Zygote documentation on custom adjoints states
dx/dy (in the notation from the docs) is the Jacobian when
y are vectors. I am struggling in relating this to an implementation.
For a function
f : R^N -> R^M modeled with
f = Chain(Dense(N, H, tanh), Dense(H, M)) with hidden dimension
H, I intuitively thought
dy/dx would be an
MxN matrix, but as we all know intuition often fails so I experimented a bit. Running
using Flux, Zygote N, M, H = 2, 3, 16 g = Chain(Dense(N, H, tanh), Dense(H, M)) x = randn(N, 1) y, back = Zygote.pullback(g, x) back()

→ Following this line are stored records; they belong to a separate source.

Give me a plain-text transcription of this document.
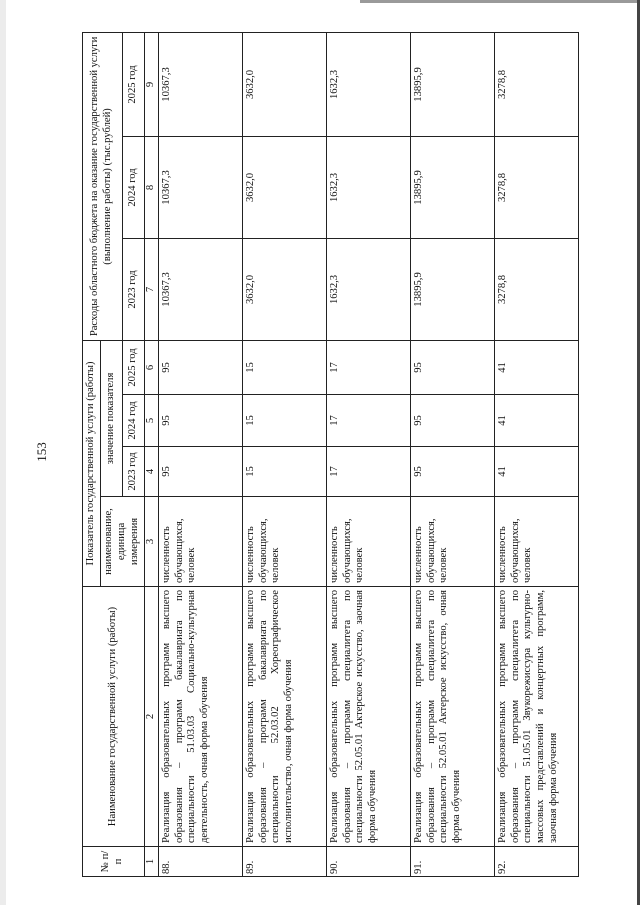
153
№ п/п	Наименование государственной услуги (работы)	Показатель государственной услуги (работы)				Расходы областного бюджета на оказание государственной услуги (выполнение работы) (тыс.рублей)		
		наименование, единица измерения	значение показателя					
			2023 год	2024 год	2025 год	2023 год	2024 год	2025 год
1	2	3	4	5	6	7	8	9
88.	Реализация образовательных программ высшего образования – программ бакалавриата по специальности 51.03.03 Социально-культурная деятельность, очная форма обучения	численность обучающихся, человек	95	95	95	10367,3	10367,3	10367,3
89.	Реализация образовательных программ высшего образования – программ бакалавриата по специальности 52.03.02 Хореографическое исполнительство, очная форма обучения	численность обучающихся, человек	15	15	15	3632,0	3632,0	3632,0
90.	Реализация образовательных программ высшего образования – программ специалитета по специальности 52.05.01 Актерское искусство, заочная форма обучения	численность обучающихся, человек	17	17	17	1632,3	1632,3	1632,3
91.	Реализация образовательных программ высшего образования – программ специалитета по специальности 52.05.01 Актерское искусство, очная форма обучения	численность обучающихся, человек	95	95	95	13895,9	13895,9	13895,9
92.	Реализация образовательных программ высшего образования – программ специалитета по специальности 51.05.01 Звукорежиссура культурно-массовых представлений и концертных программ, заочная форма обучения	численность обучающихся, человек	41	41	41	3278,8	3278,8	3278,8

DimensionMismatch("matrix A has dimensions (16,3), matrix B has dimensions (0,1)") so it looks like
dy/dx is an
MxH matrix. Okay, cool, I guess this is the first matrix multiplication in the first
back call. But do I even get an
MxN matrix if I compute the back pass? No, running
back(ones(size(y)...)) returns an
Nx1 matrix. So how would I compute the “MxN” Jacobian?
I am clearly not thinking about this the right way. Could someone give me some pointers to this problem please? Reading the documentation has unfortunately not made it “click” for me.